Emmanuel Macron pousse à l’adoption rapide du budget 2026, alors que le projet de loi de finances (PLF) est en discussion à l’Assemblée nationale. Le président veut voir le texte voté avant la fin de la semaine et a pressé son Premier ministre pour avancer, selon Le Figaro, et a lancé une phrase reprise par les confidences: « À un moment, il faut y aller, il faut prendre son parachute et sauter ». Selon Le Figaro. Pour y parvenir, le gouvernement évoque des options d’urgence telles que l’article 49.3 ou des ordonnances, des outils qu’il avait pourtant écartés.
Le calendrier du budget 2026 au Parlement
La pression présidentielle s’inscrit dans un contexte où Sébastien Lecornu a tenté de gagner du temps avec les groupes politiques. Le texte devra tenir l’objectif de 5 % de déficit et financer les priorités, selon la feuille de route présentée à la fin de l’année. Le PLF donne lieu à des échanges où le Premier ministre dispose de deux options: déclencher l’article 49.3 ou adopter des ordonnances pour accélérer le vote.
Le président avait promis de laisser les mains libres à son troisième Premier ministre depuis la dissolution; cette ligne politique est présentée comme nécessaire pour faire passer le budget de la Sécurité sociale et boucler le PLF.

Réactions et enjeux internationaux
Sur la scène internationale, la gestion du budget et les positions de la France ont été commentées après des épisodes tels que l’arrestation de Nicolas Maduro par les États‑Unis. L’Élysée a d’abord paru se satisfaire de la chute du dirigeant vénézuélien avant de rappeler la violation du droit international.

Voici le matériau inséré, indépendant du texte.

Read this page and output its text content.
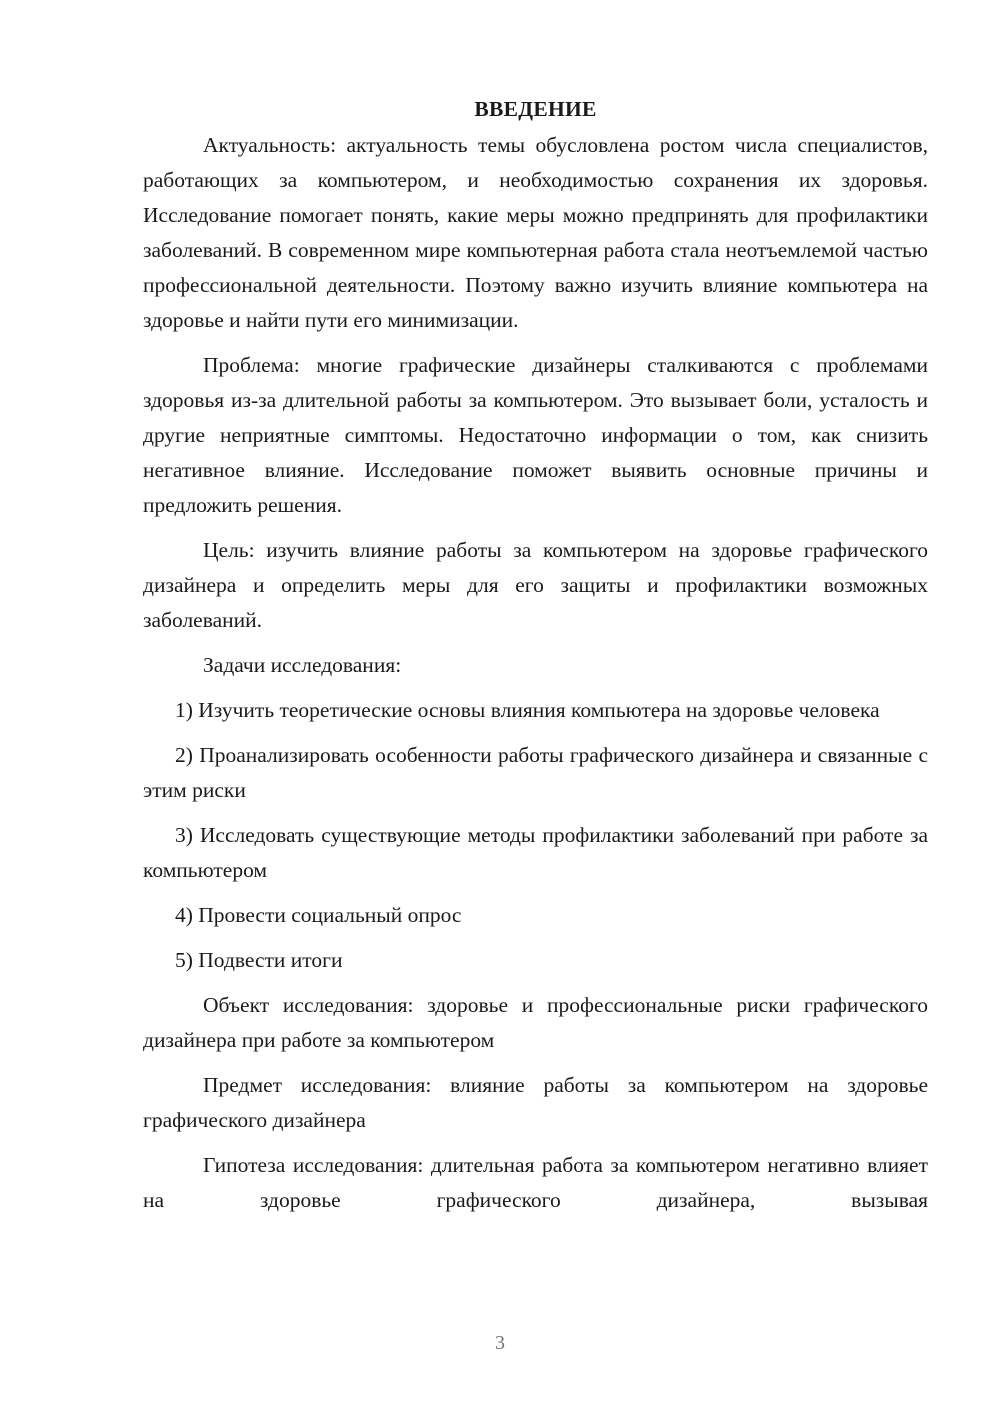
ВВЕДЕНИЕ

Актуальность: актуальность темы обусловлена ростом числа специалистов, работающих за компьютером, и необходимостью сохранения их здоровья. Исследование помогает понять, какие меры можно предпринять для профилактики заболеваний. В современном мире компьютерная работа стала неотъемлемой частью профессиональной деятельности. Поэтому важно изучить влияние компьютера на здоровье и найти пути его минимизации.

Проблема: многие графические дизайнеры сталкиваются с проблемами здоровья из-за длительной работы за компьютером. Это вызывает боли, усталость и другие неприятные симптомы. Недостаточно информации о том, как снизить негативное влияние. Исследование поможет выявить основные причины и предложить решения.

Цель: изучить влияние работы за компьютером на здоровье графического дизайнера и определить меры для его защиты и профилактики возможных заболеваний.

Задачи исследования:

1) Изучить теоретические основы влияния компьютера на здоровье человека

2) Проанализировать особенности работы графического дизайнера и связанные с этим риски

3) Исследовать существующие методы профилактики заболеваний при работе за компьютером

4) Провести социальный опрос

5) Подвести итоги

Объект исследования: здоровье и профессиональные риски графического дизайнера при работе за компьютером

Предмет исследования: влияние работы за компьютером на здоровье графического дизайнера

Гипотеза исследования: длительная работа за компьютером негативно влияет на здоровье графического дизайнера, вызывая

3
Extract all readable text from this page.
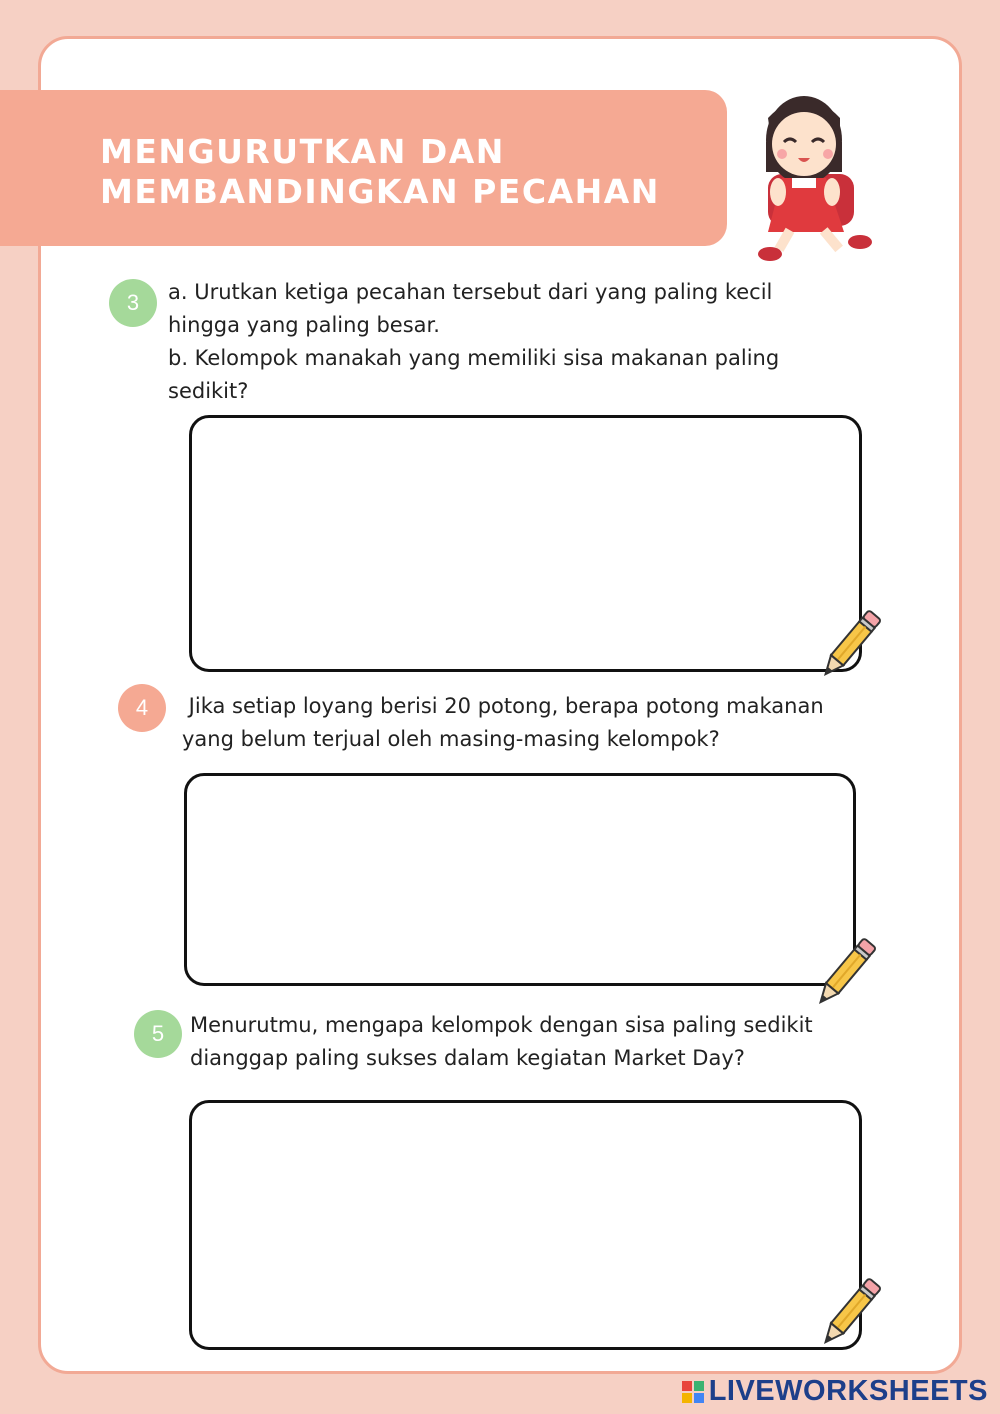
MENGURUTKAN DAN
MEMBANDINGKAN PECAHAN
3 a. Urutkan ketiga pecahan tersebut dari yang paling kecil
hingga yang paling besar.
b. Kelompok manakah yang memiliki sisa makanan paling
sedikit?
4 Jika setiap loyang berisi 20 potong, berapa potong makanan
yang belum terjual oleh masing-masing kelompok?
5 Menurutmu, mengapa kelompok dengan sisa paling sedikit
dianggap paling sukses dalam kegiatan Market Day?
LIVEWORKSHEETS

Autre point évoqué, la réaction autour du Groenland a été mesurée, avec des doutes exprimés sur les intentions du président américain avant que les autorités françaises ne soulignent les conséquences en cascade possibles si la souveraineté d’un pays européen était touchée.

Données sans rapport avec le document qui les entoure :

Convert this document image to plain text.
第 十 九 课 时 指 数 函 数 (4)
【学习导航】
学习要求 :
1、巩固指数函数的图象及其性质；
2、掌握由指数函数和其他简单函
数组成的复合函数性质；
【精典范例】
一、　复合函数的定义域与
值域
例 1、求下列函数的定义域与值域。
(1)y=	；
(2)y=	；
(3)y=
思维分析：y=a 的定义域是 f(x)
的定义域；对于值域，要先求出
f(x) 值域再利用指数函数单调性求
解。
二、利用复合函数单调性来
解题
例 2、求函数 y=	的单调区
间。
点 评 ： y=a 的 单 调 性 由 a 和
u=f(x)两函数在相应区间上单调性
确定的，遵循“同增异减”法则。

Enfin, Paris a dû montrer sa capacité à peser dans les instances européennes, notamment alors que le Mercosur a été voté contre faute d’alliés européens suffisants pour obtenir une minorité de blocage. Parallèlement, la France poursuit ses chantiers internes: régulation du numérique et mise en place d’un service national; l’interdiction des réseaux sociaux chez les adolescents est discutée et une amorce du service national est attendue dans les mois à venir, renforçant aussi les capacités des armées.